Schokopudding
In unregelmäßigen Abständen werde ich hier Schreibübungen veröffentlichen. Und zwar lasse ich mir einen zufälligen Satz generieren und versuche daraus dann eine Geschichte zu spinnen. Ich wünsche mir selber gutes Gelingen. 😉
Das Glück liegt in den Tiefen des Schokoladenpuddings. Renate steht am Herd sinniert darüber, wie viele schöne Momente ihr Schokoladenpudding bisher beschert hat. Nicht nur, dass er wunderbar schmeckt und sie immer wieder in ihre Kindheit katapultiert, an die sie sich gerne zurückerinnert, sie verbindet noch etwas sehr Neues mit ihrer Lieblingsnachspeise.
Nach ihrer Scheidung, die sie viel Geld gekostet hatte und ihr graue Haare beschert hatte, lernte sie Wolfgang kennen. Er war ihr eines nachmittags beim Einkaufen im örtlichen Supermarkt über den Weg gelaufen. Aufgefallen war er ihr, weil er auffällig viel Schokoladenpudding in seinem Einkaufswagen liegen hatte. Entweder hatte er eine große Familie oder er war genauso süchtig danach wie sie. An der Kasse standen sie hintereinander an und als er ging, lag sein Portemonnaie auf dem Boden hinter der Kasse. Rufen und Hinterherlaufen schlugen fehl. Glücklicherweise hatte er mehrere gleichlautende Visitenkarten in der Geldbörse, so dass sie davon ausging, dass es seine Nummer war, die sie gleich wählen würde. Er hatte den Verlust schon bemerkt und sich geärgert. Zum Dank für ihre Ehrlichkeit lud er sie zu einem Stück Kuchen und einem Kaffee ein und rückblickend dachte sie, dass es zu diesem Zeitpunkt schon gefunkt haben musste.
Sie saßen vier Stunden bei erkaltendem Kaffee und den Resten des aufgegessenen Kuchens beisammen und erzählten sich Dinge, die sie normalerweise keinem Fremden je erzählt hätten. Von seiner unglücklichen Ehe mit einer chronisch eifersüchtigen Frau, “normalerweise gehe ich nicht einfach mit fremden Frauen Kaffee trinken…” oder von ihrer gerade durchgeführten Scheidung. Etwas sagte ihnen, dass sie Nummern austauschen sollten und ehe sie groß drüber nachdenken konnten, war es auch schon geschehen. Von da an schrieben sie sich täglich, er heimlich tagsüber, wenn seine Frau es nicht mitbekam, sie ganz offen, denn sie hatte ja niemanden, den sie hintergehen konnte. Irgendwann war der Punkt gekommen, an dem er es auch nicht mehr verheimlichen wollte.

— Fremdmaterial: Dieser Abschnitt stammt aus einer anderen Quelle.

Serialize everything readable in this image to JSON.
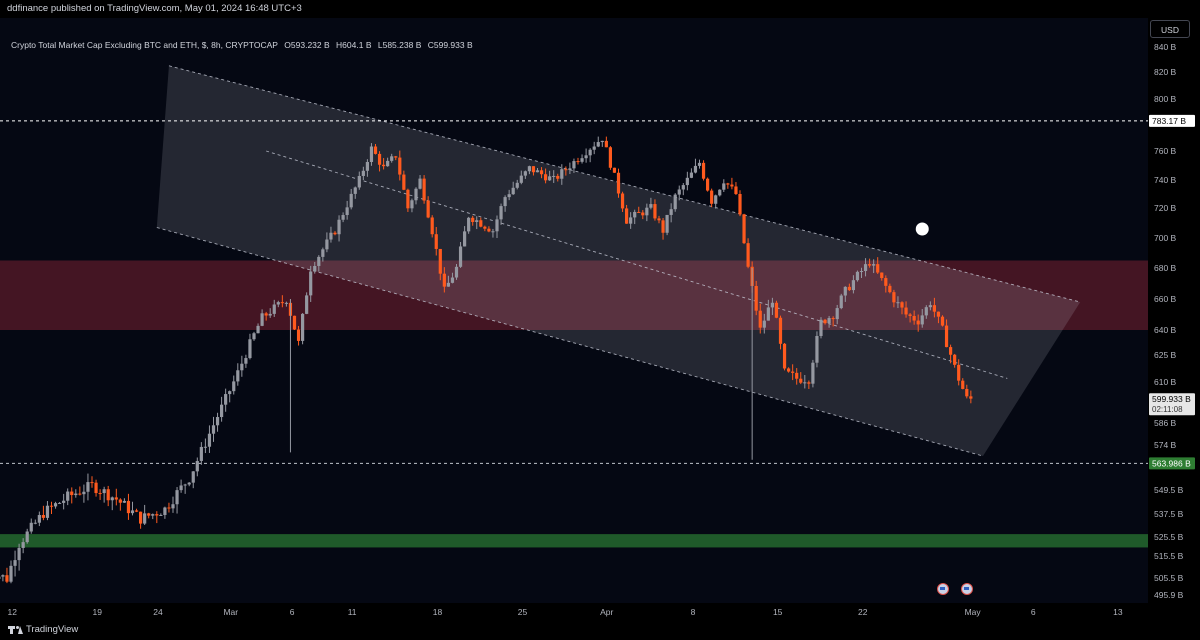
{
  "header": {
    "publisher_text": "ddfinance published on TradingView.com, May 01, 2024 16:48 UTC+3"
  },
  "legend": {
    "symbol": "Crypto Total Market Cap Excluding BTC and ETH, $, 8h, CRYPTOCAP",
    "open": "O593.232 B",
    "high": "H604.1 B",
    "low": "L585.238 B",
    "close": "C599.933 B"
  },
  "axis": {
    "currency_button": "USD"
  },
  "footer": {
    "logo_text": "TradingView"
  },
  "events": [
    "us-flag-icon",
    "us-flag-icon"
  ],
  "colors": {
    "up": "#9598a1",
    "down": "#ff5a1e",
    "resistance_zone": "#5a1a2a",
    "support_zone": "#1f5a2a",
    "background": "#050813"
  },
  "chart_data": {
    "type": "candlestick",
    "title": "Crypto Total Market Cap Excluding BTC and ETH",
    "interval": "8h",
    "unit": "B USD",
    "y_ticks": [
      "840 B",
      "820 B",
      "800 B",
      "760 B",
      "740 B",
      "720 B",
      "700 B",
      "680 B",
      "660 B",
      "640 B",
      "625 B",
      "610 B",
      "586 B",
      "574 B",
      "549.5 B",
      "537.5 B",
      "525.5 B",
      "515.5 B",
      "505.5 B",
      "495.9 B"
    ],
    "y_tick_values": [
      840,
      820,
      800,
      760,
      740,
      720,
      700,
      680,
      660,
      640,
      625,
      610,
      586,
      574,
      549.5,
      537.5,
      525.5,
      515.5,
      505.5,
      495.9
    ],
    "x_ticks": [
      "12",
      "19",
      "24",
      "Mar",
      "6",
      "11",
      "18",
      "25",
      "Apr",
      "8",
      "15",
      "22",
      "May",
      "6",
      "13"
    ],
    "x_tick_values": [
      "2024-02-12",
      "2024-02-19",
      "2024-02-24",
      "2024-03-01",
      "2024-03-06",
      "2024-03-11",
      "2024-03-18",
      "2024-03-25",
      "2024-04-01",
      "2024-04-08",
      "2024-04-15",
      "2024-04-22",
      "2024-05-01",
      "2024-05-06",
      "2024-05-13"
    ],
    "price_labels": [
      {
        "label": "783.17 B",
        "value": 783.17,
        "style": "resistance"
      },
      {
        "label": "599.933 B",
        "value": 599.933,
        "style": "last",
        "countdown": "02:11:08"
      },
      {
        "label": "563.986 B",
        "value": 563.986,
        "style": "support"
      }
    ],
    "zones": [
      {
        "name": "resistance zone",
        "from": 640,
        "to": 685
      },
      {
        "name": "support zone",
        "from": 520,
        "to": 527
      }
    ],
    "channel": {
      "upper": [
        [
          "2024-02-25",
          825
        ],
        [
          "2024-05-10",
          658
        ]
      ],
      "lower": [
        [
          "2024-02-24",
          707
        ],
        [
          "2024-05-02",
          568
        ]
      ],
      "mid": [
        [
          "2024-03-04",
          760
        ],
        [
          "2024-05-04",
          612
        ]
      ]
    },
    "trend_path": [
      [
        "2024-02-10",
        510
      ],
      [
        "2024-02-12",
        505
      ],
      [
        "2024-02-13",
        522
      ],
      [
        "2024-02-15",
        538
      ],
      [
        "2024-02-17",
        546
      ],
      [
        "2024-02-19",
        552
      ],
      [
        "2024-02-21",
        545
      ],
      [
        "2024-02-23",
        535
      ],
      [
        "2024-02-25",
        540
      ],
      [
        "2024-02-27",
        556
      ],
      [
        "2024-02-29",
        585
      ],
      [
        "2024-03-02",
        615
      ],
      [
        "2024-03-04",
        648
      ],
      [
        "2024-03-06",
        660
      ],
      [
        "2024-03-07",
        632
      ],
      [
        "2024-03-08",
        680
      ],
      [
        "2024-03-10",
        705
      ],
      [
        "2024-03-12",
        740
      ],
      [
        "2024-03-13",
        762
      ],
      [
        "2024-03-14",
        748
      ],
      [
        "2024-03-15",
        757
      ],
      [
        "2024-03-16",
        720
      ],
      [
        "2024-03-17",
        740
      ],
      [
        "2024-03-18",
        705
      ],
      [
        "2024-03-19",
        665
      ],
      [
        "2024-03-20",
        680
      ],
      [
        "2024-03-21",
        715
      ],
      [
        "2024-03-23",
        705
      ],
      [
        "2024-03-24",
        728
      ],
      [
        "2024-03-26",
        748
      ],
      [
        "2024-03-28",
        740
      ],
      [
        "2024-03-30",
        755
      ],
      [
        "2024-04-01",
        770
      ],
      [
        "2024-04-02",
        742
      ],
      [
        "2024-04-03",
        712
      ],
      [
        "2024-04-05",
        720
      ],
      [
        "2024-04-06",
        705
      ],
      [
        "2024-04-07",
        728
      ],
      [
        "2024-04-09",
        752
      ],
      [
        "2024-04-10",
        725
      ],
      [
        "2024-04-11",
        740
      ],
      [
        "2024-04-12",
        730
      ],
      [
        "2024-04-13",
        680
      ],
      [
        "2024-04-14",
        640
      ],
      [
        "2024-04-15",
        660
      ],
      [
        "2024-04-16",
        615
      ],
      [
        "2024-04-17",
        612
      ],
      [
        "2024-04-18",
        612
      ],
      [
        "2024-04-19",
        645
      ],
      [
        "2024-04-20",
        650
      ],
      [
        "2024-04-21",
        665
      ],
      [
        "2024-04-22",
        675
      ],
      [
        "2024-04-23",
        684
      ],
      [
        "2024-04-24",
        672
      ],
      [
        "2024-04-25",
        660
      ],
      [
        "2024-04-26",
        650
      ],
      [
        "2024-04-27",
        646
      ],
      [
        "2024-04-28",
        658
      ],
      [
        "2024-04-29",
        640
      ],
      [
        "2024-04-30",
        618
      ],
      [
        "2024-05-01",
        600
      ]
    ],
    "marker": {
      "date": "2024-04-27",
      "value": 706
    },
    "last_price": 599.933,
    "countdown": "02:11:08"
  }
}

Zu groß war seine Sehnsucht nach Renate, also fasste er sich ein Herz und beichtete seiner Frau, dass er sich in eine andere verliebt hatte. Erwartungsgemäß flippte sie komplett aus und drohte ihm, ihn fertig zu machen. Kurze Zeit später flatterte ihm eine Anzeige wegen häuslicher Gewalt ins Haus, die er aber glücklicherweise ziemlich schnell abwenden konnte.
Die Monate zogen ins Land, die beiden Verliebten merkten täglich, dass ihre Liebe immer tiefer wurde und dass er die richtige Entscheidung getroffen hatte. Eines Tages, an ihrem ersten Jahrestag, gingen sie im beliebtesten Restaurant der Stadt essen. Zum Nachtisch gab es natürlich Schokoladenpudding, was auch sonst? Als Renate mit ihrem Löffel zum unteren Rest des köstlichen Desserts kam, stieß dieser auf etwas Hartes, was sich als Verlobungsring entpuppte. Keine Frage, sie überlegte keine Sekunde, ehe sie ja sagte, Wolfgang um den Hals fiel und in Freudentränen ausbrach. Kurze Zeit später wurde die Scheidung vollzogen, so dass Renate und Wolfgang kurze Zeit später zu zweit im romantischen Rathaus ihres Wohnortes heiraten konnten.
All diese Gedanken zaubern ihr ein Lächeln ins Gesicht, während sie das Dessert anrührt und sich daran erfreut, dass Wolfgang und sie sich mit ihrem großen Traum, einem eigenen Restaurant, selbständig gemacht haben.